Namun, selama empat bulan terakhir harga telur terus mengalami penurunan. Seperti yang dialami peternak di Kabupaten Ciamis, Jawa Barat. Harga telur di tingkat peternak berkisar Rp. 15.500 sampai Rp. 16.000 per kilogram. Jauh dari harga eceran normal Rp. 19.000. (detiknews.com, 1/10/2021)

Hal yang sama juga terjadi pada peternak-peternak di wilayah Jawa Barat lainnya. Seperti di Purwakarta, Majalengka, dan Pandangandaran. Bahkan merata menimpa seluruh peternak di Indonesia.

Seperti dilansir dari laman antaranews.com (11/10/2021), bahwa para peternak menderita kerugian sekitar Rp. 8000 sampai Rp. 9000 per kilogram setiap harinya. Hal ini disebabkan jatuhnya harga telur jauh di bawah harga pokok produksi (HPP), yakni berkisar Rp. 21.500 per kilogram. Ditambah dengan naiknya harga pakan jadi di kisaran Rp. 6500 sampai Rp. 7000 per kilogram. Dari yang seharusnya hanya Rp. 3150 per kilogram.

Penyebab Anjloknya Harga Telur

Anjloknya harga telur disebabkan banyak faktor. Diantaranya adalah banyaknya peternak menunda afkir sekitar 3 bulan yang lalu karena harga doc (anak ayam) mahal. Selain itu turunnya permintaan sejak pemberlakuan PPKM, dan juga _over supply_.

Pemberlakuan PPKM membuat daya beli masyarakat menurun. Dimana hal ini berimbas pada stok telur yang menumpuk. Sehingga dikhawatirkan membusuk. Kondisi ini diperparah dengan masuknya perusahaan perunggasan besar yang ikut memasok di pasar tradisional.

Hal ini berdasarkan data dari Pusat Kajian Pertanian Pangan dan Advokasi (Pataka), bahwa terjadi _over supply_ tersebab perusahaan perunggasan besar membudidayakan ayam petelur. Padahal menurut Permentan No. 32/2017, pelaku usaha integrasi hanya boleh melakukan budidaya sebanyak 2 persen. Sedangkan 98 persen ditujukan untuk peternak rakyat.

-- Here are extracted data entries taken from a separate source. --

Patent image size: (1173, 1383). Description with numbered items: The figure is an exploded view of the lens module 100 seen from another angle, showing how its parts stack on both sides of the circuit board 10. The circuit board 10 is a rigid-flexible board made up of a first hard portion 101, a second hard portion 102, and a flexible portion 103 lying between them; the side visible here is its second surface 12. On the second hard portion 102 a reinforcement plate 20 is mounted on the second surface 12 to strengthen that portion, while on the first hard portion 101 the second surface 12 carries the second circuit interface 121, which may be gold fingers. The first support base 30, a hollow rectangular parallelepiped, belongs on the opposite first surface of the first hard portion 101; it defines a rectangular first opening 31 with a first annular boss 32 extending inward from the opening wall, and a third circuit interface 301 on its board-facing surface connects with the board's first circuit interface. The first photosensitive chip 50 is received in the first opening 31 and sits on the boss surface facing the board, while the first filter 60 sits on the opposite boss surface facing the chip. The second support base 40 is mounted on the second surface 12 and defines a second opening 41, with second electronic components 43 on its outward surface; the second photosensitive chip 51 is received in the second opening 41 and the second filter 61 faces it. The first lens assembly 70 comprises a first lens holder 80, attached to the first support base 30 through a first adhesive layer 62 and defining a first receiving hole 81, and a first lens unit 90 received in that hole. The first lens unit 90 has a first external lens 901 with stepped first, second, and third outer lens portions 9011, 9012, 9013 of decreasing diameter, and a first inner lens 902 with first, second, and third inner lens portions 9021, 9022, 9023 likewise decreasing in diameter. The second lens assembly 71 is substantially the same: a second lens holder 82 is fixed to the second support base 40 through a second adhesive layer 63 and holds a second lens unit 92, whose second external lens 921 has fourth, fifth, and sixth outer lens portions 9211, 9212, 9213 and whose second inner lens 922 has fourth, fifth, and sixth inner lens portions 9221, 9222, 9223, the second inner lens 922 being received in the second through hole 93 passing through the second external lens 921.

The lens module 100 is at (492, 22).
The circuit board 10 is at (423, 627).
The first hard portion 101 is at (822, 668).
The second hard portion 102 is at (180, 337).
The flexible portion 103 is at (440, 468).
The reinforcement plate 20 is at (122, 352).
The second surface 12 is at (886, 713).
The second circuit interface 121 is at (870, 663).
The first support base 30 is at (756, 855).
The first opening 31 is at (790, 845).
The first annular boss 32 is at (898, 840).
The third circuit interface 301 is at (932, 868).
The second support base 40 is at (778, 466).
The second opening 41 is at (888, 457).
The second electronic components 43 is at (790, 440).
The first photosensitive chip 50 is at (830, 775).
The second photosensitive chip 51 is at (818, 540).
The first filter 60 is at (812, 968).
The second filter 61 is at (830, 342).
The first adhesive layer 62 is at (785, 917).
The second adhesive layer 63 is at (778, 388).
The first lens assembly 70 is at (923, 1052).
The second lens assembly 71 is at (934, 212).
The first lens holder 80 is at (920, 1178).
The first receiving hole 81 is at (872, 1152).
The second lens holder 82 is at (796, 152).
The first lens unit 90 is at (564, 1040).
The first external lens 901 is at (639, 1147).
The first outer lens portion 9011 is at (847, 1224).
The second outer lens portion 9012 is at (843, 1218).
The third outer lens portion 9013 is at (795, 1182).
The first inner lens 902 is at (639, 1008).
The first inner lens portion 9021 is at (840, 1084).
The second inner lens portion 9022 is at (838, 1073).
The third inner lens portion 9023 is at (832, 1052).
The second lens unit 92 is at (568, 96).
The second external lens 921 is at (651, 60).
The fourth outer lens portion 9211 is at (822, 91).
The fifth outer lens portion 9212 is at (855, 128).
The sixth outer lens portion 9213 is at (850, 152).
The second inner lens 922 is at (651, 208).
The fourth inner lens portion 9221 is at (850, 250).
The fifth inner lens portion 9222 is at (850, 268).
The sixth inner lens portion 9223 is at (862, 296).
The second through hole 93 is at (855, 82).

Namun, pada faktanya saat ini pelaku usaha integrasi menguasai ayam petelur sampai 15 persen secara nasional. (tirto.id, 12/10/2021)

Inilah yang menyebabkan harga telur terjun bebas di pasaran. Baik di tingkat peternak maupun pedagang pasar tradisional. Jika tidak segera diatasi, maka akan banyak peternak yang gulung tikar.

Permasalahan ini akan terus berulang. Selama tidak ada aturan tegas yang mengatur produksi ayam petelur dan distribusi telur. Serta pengawasan yang ketat dari pemerintah demi berjalannya aturan tersebut.

Hal ini terjadi akibat dari sistem kapitalisme yang diterapkan di negeri ini. Dimana pihak kapitalis atau yang memiliki modal besar selalu menjadi pihak yang diuntungkan. Selain itu sistem distribusi yang tidak merata, yang hanya berfokus di wilayah-wilayah perkotaan atau padat penduduk.  Sehingga diperlukan solusi yang komprehensif yang dapat menyelesaikan secara tuntas.

Solusi Islam

Islam memiliki aturan yang sempurna dalam mengatasi setiap problematika kehidupan. Termasuk dalam permasalahan ketersediaan pangan dan distribusinya.

Dalam Islam, seorang Khalifah wajib memenuhi kebutuhan hidup warga negaranya. Termasuk di dalamnya mengatur pendistribusian bahan-bahan pangan agar kebutuhan pokok rakyat tercukupi dan harga stabil.

Daulah akan menyerahkan masalah harga kepada mekanisme pasar. Tidak ada penentuan harga dari Khalifah. Namun, untuk mencegah terjadinya fluktuasi harga yang ekstrim atau jatuhnya harga yang dapat menyebabkan kerugian besar, maka dibuat regulasi yang adil dan solutif.

Regulasi seperti melarang praktik penimbunan atau pun monopoli perdagangan. Yang dapat mematikan pedagang-pedagang kecil. Bila hal itu terjadi, maka akan ada sanksi tegas terhadap pelakunya.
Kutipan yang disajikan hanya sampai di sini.